Achievements and titles
- Personal bests: 800m: 1:46.0 (Perth, 2025) NR 1500m: 3:44.48 (Marsa, 2023) NR

Medal record
Men's athletics
Representing Malta
Games of the Small States of Europe
| Gold medal – first place | 2023 Marsa | 800m |
| Silver medal – second place | 2025 Andorra la Vella | 800m |
| Silver medal – second place | 2025 Andorra la Vella | 1500m |
| Silver medal – second place | 2025 Andorra la Vella | 4x400m relay |
| Silver medal – second place | 2025 Andorra la Vella | 4x400m mixed |
| Bronze medal – third place | 2023 Marsa | 1500m |

= Jared Micallef =

Maltese athlete (born 1998)

Jared Micallef (born 29 May 1998) is a Maltese middle-distance runner. He represented Malta over 800 metres at the 2025 World Championships, and holds the Maltese national record over 800 metres and 1500 metres.

==Biography==
Born in Australia of Maltese descent, his father and paternal grandparents left Valletta for Australia in the 1960s. he started running competitively at a young age but had to overcome a succession of injuries at the end of his teenage years.

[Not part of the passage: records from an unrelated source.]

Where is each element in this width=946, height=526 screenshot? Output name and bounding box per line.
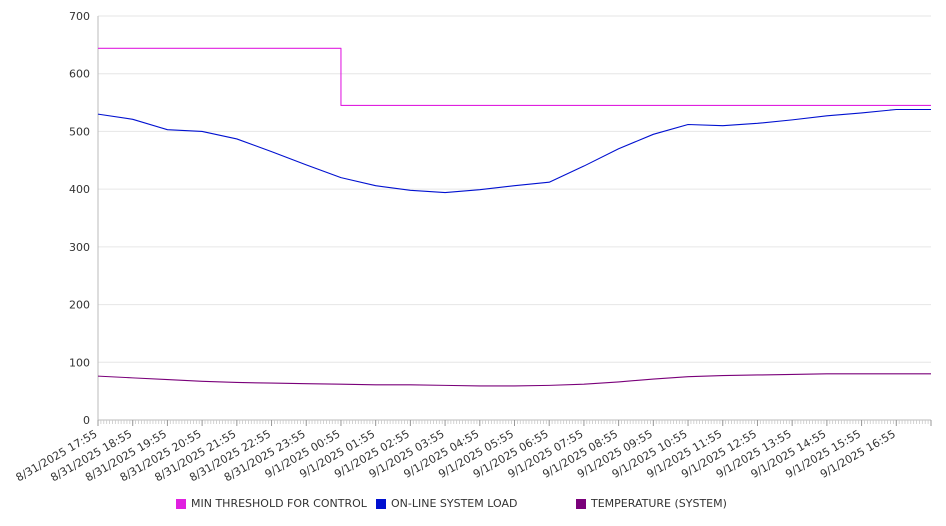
y-tick-label: 400 [69, 183, 90, 196]
legend-label: MIN THRESHOLD FOR CONTROL [191, 497, 367, 510]
y-tick-label: 200 [69, 299, 90, 312]
y-tick-label: 0 [83, 414, 90, 427]
legend-label: TEMPERATURE (SYSTEM) [591, 497, 727, 510]
series-line [97, 373, 931, 387]
gridlines [98, 15, 931, 421]
y-axis-ticks: 0 100 200 300 400 500 600 700 [69, 10, 90, 427]
y-tick-label: 500 [69, 125, 90, 138]
legend-item-system-load: ON-LINE SYSTEM LOAD [376, 497, 517, 510]
series-line [98, 47, 931, 107]
legend-swatch [376, 498, 386, 509]
series-lines [97, 47, 931, 387]
legend: MIN THRESHOLD FOR CONTROL ON-LINE SYSTEM… [0, 497, 946, 515]
y-tick-label: 300 [69, 241, 90, 254]
legend-swatch [176, 498, 186, 509]
y-tick-label: 600 [69, 68, 90, 81]
axes [97, 16, 932, 426]
y-tick-label: 700 [69, 10, 90, 23]
x-axis-ticks: 8/31/2025 17:558/31/2025 18:558/31/2025 … [14, 427, 898, 484]
legend-label: ON-LINE SYSTEM LOAD [391, 497, 518, 510]
legend-swatch [576, 498, 586, 509]
series-line [97, 108, 931, 194]
legend-item-temperature: TEMPERATURE (SYSTEM) [576, 497, 727, 510]
legend-item-min-threshold: MIN THRESHOLD FOR CONTROL [176, 497, 367, 510]
y-tick-label: 100 [69, 356, 90, 369]
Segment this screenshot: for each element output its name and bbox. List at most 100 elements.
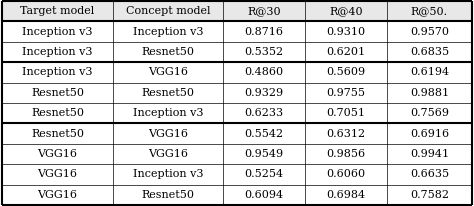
Bar — [223, 144, 305, 164]
Text: 0.7582: 0.7582 — [410, 190, 449, 200]
Bar — [305, 185, 387, 205]
Text: 0.6094: 0.6094 — [245, 190, 283, 200]
Text: Target model: Target model — [20, 6, 95, 16]
Bar — [2, 42, 113, 62]
Text: 0.9755: 0.9755 — [327, 88, 365, 98]
Bar — [305, 103, 387, 123]
Text: Resnet50: Resnet50 — [141, 88, 194, 98]
Bar — [113, 21, 223, 42]
Bar — [387, 42, 472, 62]
Text: Inception v3: Inception v3 — [133, 169, 203, 179]
Text: 0.6916: 0.6916 — [410, 129, 449, 139]
Bar — [387, 164, 472, 185]
Bar — [113, 144, 223, 164]
Text: 0.6233: 0.6233 — [245, 108, 283, 118]
Bar — [387, 1, 472, 21]
Text: 0.6635: 0.6635 — [410, 169, 449, 179]
Bar — [2, 123, 113, 144]
Text: 0.8716: 0.8716 — [245, 27, 283, 37]
Text: VGG16: VGG16 — [148, 129, 188, 139]
Text: 0.5352: 0.5352 — [245, 47, 283, 57]
Text: Inception v3: Inception v3 — [133, 108, 203, 118]
Bar — [113, 185, 223, 205]
Bar — [387, 21, 472, 42]
Text: Resnet50: Resnet50 — [31, 88, 84, 98]
Text: 0.6194: 0.6194 — [410, 67, 449, 77]
Text: R@30: R@30 — [247, 6, 281, 16]
Text: 0.6984: 0.6984 — [327, 190, 365, 200]
Text: 0.6835: 0.6835 — [410, 47, 449, 57]
Bar — [2, 21, 113, 42]
Bar — [113, 164, 223, 185]
Bar — [387, 185, 472, 205]
Bar — [113, 1, 223, 21]
Text: 0.6060: 0.6060 — [327, 169, 365, 179]
Text: 0.6312: 0.6312 — [327, 129, 365, 139]
Text: 0.9329: 0.9329 — [245, 88, 283, 98]
Bar — [113, 42, 223, 62]
Text: 0.5609: 0.5609 — [327, 67, 365, 77]
Bar — [223, 185, 305, 205]
Bar — [223, 1, 305, 21]
Text: VGG16: VGG16 — [148, 149, 188, 159]
Bar — [223, 164, 305, 185]
Bar — [2, 164, 113, 185]
Text: 0.5542: 0.5542 — [245, 129, 283, 139]
Text: 0.4860: 0.4860 — [245, 67, 283, 77]
Bar — [113, 62, 223, 83]
Bar — [223, 21, 305, 42]
Text: Resnet50: Resnet50 — [31, 108, 84, 118]
Bar — [305, 42, 387, 62]
Text: 0.7051: 0.7051 — [327, 108, 365, 118]
Text: VGG16: VGG16 — [37, 190, 78, 200]
Bar — [223, 123, 305, 144]
Text: Resnet50: Resnet50 — [31, 129, 84, 139]
Text: Concept model: Concept model — [126, 6, 210, 16]
Text: R@40: R@40 — [329, 6, 363, 16]
Bar — [2, 1, 113, 21]
Text: 0.6201: 0.6201 — [327, 47, 365, 57]
Text: Inception v3: Inception v3 — [22, 27, 93, 37]
Bar — [2, 185, 113, 205]
Text: Resnet50: Resnet50 — [141, 47, 194, 57]
Bar — [223, 42, 305, 62]
Text: 0.9856: 0.9856 — [327, 149, 365, 159]
Text: Inception v3: Inception v3 — [22, 47, 93, 57]
Bar — [305, 1, 387, 21]
Bar — [305, 62, 387, 83]
Text: VGG16: VGG16 — [37, 169, 78, 179]
Text: 0.9941: 0.9941 — [410, 149, 449, 159]
Text: R@50.: R@50. — [411, 6, 448, 16]
Text: 0.9310: 0.9310 — [327, 27, 365, 37]
Text: 0.7569: 0.7569 — [410, 108, 449, 118]
Bar — [2, 62, 113, 83]
Text: 0.9549: 0.9549 — [245, 149, 283, 159]
Text: VGG16: VGG16 — [148, 67, 188, 77]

He was runner-up to Peter Bol over 800 metres at the Australian Athletics Championships in Sydney in April 2021. However, he declined the opportunity to run for the country of his birth at the delayed 2020 Olympic Games, opting instead to represent Malta at the international level in order to honour his family legacy.

In 2023, Micallef won the gold medal for Malta in the 800 metres at the 2023 Games of the Small States of Europe in Marsa, Malta, and also won the bronze medal in the 1500 metres at the Games, with a Maltese national record time of 3:44.48. Micallef also improved the 800m national record in Karlsruhe, Germany, that year, with a time of 1:46.50. He was named Maltese male athlete of the year for 2023. However, an injury suffered in June ruled him out of competitive action until the following March. He represented Malta at the 2024 European Athletics Championships in Rome, Italy, without advancing to the semi-finals.

In April 2025, he set a new Maltese national record for the 800 metres with a time of 1:46.08 in Perth. He won four silver medals at the 2025 Games of the Small States of Europe in Andorra; in the 800m, 1500m, the men's 4x400 relay, and the 4x400 mixed relay. He also served as one of Malta’s flagbearers at the Games.

Micallef represented Malta at the 2025 World Athletics Championships in Tokyo, Japan, in September 2025 in the men's 800 metres, running 1:46.62 without advancing to the semi-finals. However, the time was enough to meet the automatic qualification standard for the 2026 Commonwealth Games.

In August 2026, he competed at the 2026 European Athletics Championships in Birmingham, England, in the 800 metres.